Multiple retirees leaving a closed meeting where the vote was announced say approval came on a margin of 1168 to 332 -- reflecting participation by a small fraction of state employees. Carly Iafrate, the lawyer representing retirees, declined comment, citing a gag order imposed by Taft-Carter.
Retirees who favored the deal say they liked the idea of resolving it and grasping certainty, rather than the unpredictability of a court fight that could stretch for years.
“Well, know I can plan and I know what I’m going to have and I can plan on adjustments I have to make financially to take care of my family’s future,” said retired teacher Bill Murphy.
Some other retirees attending a closed informational session at Twin River in Lincoln were sharply critical of a process they called unfair.
The latest settlement offer is similar to one narrowly rejected last year. It offers two one-time payments of $500 and bases cost of living adjustments on a slightly large amount, $30,000, as opposed to $25,000.
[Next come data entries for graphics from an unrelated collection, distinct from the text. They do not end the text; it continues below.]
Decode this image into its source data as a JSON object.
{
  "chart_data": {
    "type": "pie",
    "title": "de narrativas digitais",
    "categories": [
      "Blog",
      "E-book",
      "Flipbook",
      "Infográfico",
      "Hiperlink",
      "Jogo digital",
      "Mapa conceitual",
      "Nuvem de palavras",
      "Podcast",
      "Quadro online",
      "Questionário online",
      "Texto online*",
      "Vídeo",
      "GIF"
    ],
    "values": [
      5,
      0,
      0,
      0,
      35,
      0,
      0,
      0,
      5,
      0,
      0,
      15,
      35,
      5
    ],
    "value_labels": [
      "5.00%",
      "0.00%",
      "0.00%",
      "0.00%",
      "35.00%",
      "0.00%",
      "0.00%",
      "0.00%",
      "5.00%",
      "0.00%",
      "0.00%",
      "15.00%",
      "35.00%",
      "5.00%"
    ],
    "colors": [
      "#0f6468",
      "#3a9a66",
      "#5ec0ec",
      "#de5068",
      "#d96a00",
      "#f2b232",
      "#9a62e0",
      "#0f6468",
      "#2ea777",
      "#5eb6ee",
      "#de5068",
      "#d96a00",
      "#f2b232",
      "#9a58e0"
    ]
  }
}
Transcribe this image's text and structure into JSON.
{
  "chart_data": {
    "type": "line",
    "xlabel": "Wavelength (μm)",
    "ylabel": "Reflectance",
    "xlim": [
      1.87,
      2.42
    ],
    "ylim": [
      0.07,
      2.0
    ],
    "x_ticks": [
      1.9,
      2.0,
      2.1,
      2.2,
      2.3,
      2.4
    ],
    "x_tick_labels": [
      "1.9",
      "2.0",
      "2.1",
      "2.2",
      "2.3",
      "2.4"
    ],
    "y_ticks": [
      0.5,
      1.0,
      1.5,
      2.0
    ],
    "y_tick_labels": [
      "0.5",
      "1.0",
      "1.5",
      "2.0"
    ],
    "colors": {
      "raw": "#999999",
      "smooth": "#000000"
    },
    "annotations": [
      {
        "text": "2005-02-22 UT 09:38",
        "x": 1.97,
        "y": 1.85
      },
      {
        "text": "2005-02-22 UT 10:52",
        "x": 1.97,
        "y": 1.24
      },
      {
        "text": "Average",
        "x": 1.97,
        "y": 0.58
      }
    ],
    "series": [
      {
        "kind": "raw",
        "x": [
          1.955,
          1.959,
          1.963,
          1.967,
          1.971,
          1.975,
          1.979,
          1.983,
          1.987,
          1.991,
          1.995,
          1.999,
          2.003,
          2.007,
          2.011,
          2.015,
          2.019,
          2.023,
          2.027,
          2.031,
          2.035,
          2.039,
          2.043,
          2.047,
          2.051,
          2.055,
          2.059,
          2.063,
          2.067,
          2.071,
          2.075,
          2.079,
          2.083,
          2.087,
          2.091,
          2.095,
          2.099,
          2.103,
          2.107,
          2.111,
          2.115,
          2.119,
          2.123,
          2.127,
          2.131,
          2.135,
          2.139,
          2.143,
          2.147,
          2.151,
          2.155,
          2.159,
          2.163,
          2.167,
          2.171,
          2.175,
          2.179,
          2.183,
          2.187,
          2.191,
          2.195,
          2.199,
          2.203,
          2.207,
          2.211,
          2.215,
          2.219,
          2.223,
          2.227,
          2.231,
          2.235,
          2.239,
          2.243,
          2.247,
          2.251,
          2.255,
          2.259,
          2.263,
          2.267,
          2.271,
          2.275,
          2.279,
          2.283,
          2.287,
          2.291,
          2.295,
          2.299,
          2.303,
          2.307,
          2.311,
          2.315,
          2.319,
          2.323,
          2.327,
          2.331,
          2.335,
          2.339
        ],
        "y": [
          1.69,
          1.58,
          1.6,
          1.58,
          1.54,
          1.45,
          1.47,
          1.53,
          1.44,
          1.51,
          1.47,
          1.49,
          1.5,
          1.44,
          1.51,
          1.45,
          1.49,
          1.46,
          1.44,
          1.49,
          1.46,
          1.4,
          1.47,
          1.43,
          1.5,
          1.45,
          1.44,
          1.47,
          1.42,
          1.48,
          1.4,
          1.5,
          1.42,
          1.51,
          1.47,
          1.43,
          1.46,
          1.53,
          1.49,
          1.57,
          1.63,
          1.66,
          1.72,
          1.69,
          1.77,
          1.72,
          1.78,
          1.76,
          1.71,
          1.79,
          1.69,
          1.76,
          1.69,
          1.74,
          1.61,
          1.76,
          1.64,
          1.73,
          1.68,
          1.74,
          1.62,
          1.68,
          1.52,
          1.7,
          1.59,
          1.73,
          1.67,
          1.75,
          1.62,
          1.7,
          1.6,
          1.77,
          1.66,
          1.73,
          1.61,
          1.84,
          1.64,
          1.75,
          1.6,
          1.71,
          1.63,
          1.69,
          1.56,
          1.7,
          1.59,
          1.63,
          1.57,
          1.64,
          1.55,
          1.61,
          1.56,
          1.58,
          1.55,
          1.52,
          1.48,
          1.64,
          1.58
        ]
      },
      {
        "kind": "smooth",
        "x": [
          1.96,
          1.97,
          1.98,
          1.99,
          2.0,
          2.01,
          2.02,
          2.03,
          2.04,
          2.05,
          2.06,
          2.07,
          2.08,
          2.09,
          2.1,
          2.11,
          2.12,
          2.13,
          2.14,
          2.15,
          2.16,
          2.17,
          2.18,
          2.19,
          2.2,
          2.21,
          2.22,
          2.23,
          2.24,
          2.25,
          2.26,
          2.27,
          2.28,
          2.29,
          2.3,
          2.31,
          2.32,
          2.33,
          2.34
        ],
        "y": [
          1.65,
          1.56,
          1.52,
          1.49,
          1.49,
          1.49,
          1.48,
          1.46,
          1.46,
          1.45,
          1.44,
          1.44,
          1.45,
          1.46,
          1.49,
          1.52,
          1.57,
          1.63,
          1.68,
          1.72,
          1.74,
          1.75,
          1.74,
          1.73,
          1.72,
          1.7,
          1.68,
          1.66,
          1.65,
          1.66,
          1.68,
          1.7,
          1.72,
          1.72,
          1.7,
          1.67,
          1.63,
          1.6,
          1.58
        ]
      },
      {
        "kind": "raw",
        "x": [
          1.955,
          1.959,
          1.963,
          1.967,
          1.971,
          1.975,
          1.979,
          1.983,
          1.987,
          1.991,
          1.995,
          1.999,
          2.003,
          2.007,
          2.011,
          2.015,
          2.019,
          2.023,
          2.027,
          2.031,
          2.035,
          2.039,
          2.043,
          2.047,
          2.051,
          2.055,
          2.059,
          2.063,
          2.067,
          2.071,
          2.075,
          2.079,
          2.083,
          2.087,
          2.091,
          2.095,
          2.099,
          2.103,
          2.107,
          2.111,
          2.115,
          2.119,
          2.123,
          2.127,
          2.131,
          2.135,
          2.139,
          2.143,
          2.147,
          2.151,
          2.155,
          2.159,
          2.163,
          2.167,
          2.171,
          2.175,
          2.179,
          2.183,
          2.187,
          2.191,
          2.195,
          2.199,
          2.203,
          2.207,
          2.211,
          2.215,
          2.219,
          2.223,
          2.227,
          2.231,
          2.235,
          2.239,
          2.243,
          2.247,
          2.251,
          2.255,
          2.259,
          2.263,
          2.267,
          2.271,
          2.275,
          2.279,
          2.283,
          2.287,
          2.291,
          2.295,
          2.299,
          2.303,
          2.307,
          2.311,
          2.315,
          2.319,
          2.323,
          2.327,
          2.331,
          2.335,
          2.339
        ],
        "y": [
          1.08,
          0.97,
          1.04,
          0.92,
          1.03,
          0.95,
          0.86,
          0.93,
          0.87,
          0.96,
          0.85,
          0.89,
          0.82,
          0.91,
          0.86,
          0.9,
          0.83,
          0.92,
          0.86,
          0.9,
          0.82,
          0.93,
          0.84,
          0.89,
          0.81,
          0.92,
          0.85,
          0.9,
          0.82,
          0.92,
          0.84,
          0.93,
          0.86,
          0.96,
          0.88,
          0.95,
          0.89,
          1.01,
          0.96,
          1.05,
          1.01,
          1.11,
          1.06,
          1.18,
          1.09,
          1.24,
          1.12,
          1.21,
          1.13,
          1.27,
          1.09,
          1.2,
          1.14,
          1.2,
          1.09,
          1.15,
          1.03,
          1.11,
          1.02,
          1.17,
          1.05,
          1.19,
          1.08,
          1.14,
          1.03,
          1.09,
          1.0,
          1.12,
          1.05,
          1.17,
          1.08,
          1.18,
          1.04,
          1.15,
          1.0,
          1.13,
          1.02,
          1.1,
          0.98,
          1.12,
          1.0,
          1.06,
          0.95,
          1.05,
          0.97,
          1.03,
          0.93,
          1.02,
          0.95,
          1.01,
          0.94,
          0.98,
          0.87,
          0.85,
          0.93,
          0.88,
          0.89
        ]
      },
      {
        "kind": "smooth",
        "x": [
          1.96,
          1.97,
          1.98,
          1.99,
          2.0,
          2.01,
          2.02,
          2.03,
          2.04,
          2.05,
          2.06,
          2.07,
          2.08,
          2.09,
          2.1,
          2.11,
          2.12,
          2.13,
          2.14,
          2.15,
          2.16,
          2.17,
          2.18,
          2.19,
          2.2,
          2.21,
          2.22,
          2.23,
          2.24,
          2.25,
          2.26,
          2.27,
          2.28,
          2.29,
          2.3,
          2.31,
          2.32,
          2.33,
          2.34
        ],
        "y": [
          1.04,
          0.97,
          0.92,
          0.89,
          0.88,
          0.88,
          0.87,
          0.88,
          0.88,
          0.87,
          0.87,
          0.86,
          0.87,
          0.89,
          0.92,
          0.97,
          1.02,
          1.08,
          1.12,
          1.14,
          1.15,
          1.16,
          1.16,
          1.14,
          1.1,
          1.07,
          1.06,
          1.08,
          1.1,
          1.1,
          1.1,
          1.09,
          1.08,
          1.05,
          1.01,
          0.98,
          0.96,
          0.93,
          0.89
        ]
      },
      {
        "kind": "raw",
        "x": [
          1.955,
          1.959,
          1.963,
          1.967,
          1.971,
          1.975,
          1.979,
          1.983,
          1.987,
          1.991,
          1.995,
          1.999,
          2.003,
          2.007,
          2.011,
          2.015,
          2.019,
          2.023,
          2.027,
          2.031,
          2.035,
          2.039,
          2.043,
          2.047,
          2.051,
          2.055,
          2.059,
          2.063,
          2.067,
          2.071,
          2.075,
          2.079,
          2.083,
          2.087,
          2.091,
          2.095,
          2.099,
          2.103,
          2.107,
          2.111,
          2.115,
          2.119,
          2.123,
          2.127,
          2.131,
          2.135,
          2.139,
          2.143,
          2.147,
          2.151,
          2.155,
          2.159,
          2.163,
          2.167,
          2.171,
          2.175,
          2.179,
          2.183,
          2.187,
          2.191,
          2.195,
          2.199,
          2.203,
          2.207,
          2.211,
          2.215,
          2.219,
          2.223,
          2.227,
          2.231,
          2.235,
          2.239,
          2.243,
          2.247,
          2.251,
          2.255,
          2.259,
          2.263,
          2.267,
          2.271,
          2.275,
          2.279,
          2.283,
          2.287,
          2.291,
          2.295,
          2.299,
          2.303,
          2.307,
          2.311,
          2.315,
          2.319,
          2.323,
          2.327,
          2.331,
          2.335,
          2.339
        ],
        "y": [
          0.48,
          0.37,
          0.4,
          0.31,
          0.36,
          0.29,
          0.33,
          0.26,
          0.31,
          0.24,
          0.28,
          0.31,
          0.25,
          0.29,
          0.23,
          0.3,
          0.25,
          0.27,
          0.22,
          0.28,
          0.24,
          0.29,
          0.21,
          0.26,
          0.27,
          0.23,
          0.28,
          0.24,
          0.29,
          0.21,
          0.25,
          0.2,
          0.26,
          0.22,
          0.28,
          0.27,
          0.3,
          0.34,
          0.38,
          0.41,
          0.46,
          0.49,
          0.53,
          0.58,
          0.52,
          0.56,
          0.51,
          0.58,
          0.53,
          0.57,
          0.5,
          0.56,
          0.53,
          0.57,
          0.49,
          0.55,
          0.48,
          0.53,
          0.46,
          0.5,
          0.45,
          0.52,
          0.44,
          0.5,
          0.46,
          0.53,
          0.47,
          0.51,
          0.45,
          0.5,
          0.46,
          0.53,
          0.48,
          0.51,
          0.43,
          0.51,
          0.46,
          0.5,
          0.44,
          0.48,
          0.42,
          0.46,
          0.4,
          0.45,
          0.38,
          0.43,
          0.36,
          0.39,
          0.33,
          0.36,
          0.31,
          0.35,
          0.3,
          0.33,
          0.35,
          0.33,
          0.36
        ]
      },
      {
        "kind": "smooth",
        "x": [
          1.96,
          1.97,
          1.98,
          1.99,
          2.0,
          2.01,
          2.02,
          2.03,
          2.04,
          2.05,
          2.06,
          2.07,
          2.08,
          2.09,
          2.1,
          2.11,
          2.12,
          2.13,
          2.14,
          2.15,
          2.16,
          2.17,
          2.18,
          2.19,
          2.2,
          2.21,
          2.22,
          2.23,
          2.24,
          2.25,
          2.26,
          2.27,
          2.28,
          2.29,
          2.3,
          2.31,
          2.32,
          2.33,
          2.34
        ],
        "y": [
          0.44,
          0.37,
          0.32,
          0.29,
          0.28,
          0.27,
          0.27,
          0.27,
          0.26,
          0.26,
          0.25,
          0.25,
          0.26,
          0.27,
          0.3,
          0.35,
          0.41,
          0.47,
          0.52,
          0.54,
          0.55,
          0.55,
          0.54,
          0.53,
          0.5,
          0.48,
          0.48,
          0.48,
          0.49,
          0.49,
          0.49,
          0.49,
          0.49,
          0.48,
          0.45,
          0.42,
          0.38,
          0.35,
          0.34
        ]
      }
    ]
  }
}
A series of union groups face a Friday deadline for voting on the proposed settlement. If the settlement does not move forward, a legal challenge to the 2011 pension overhaul is slated to begin in Superior Court April 20.
The 2011 overhaul reduced Rhode Island's long-term pension obligations by $4 billion -- a step that Governor Gina Raimondo -- who led the overhaul as state treasurer -- called vital for the pension plan's survival. Public-employee unions say changes to retirement ages and cost of living adjustments constituted a broken promise by the state, and they went to court to challenge it.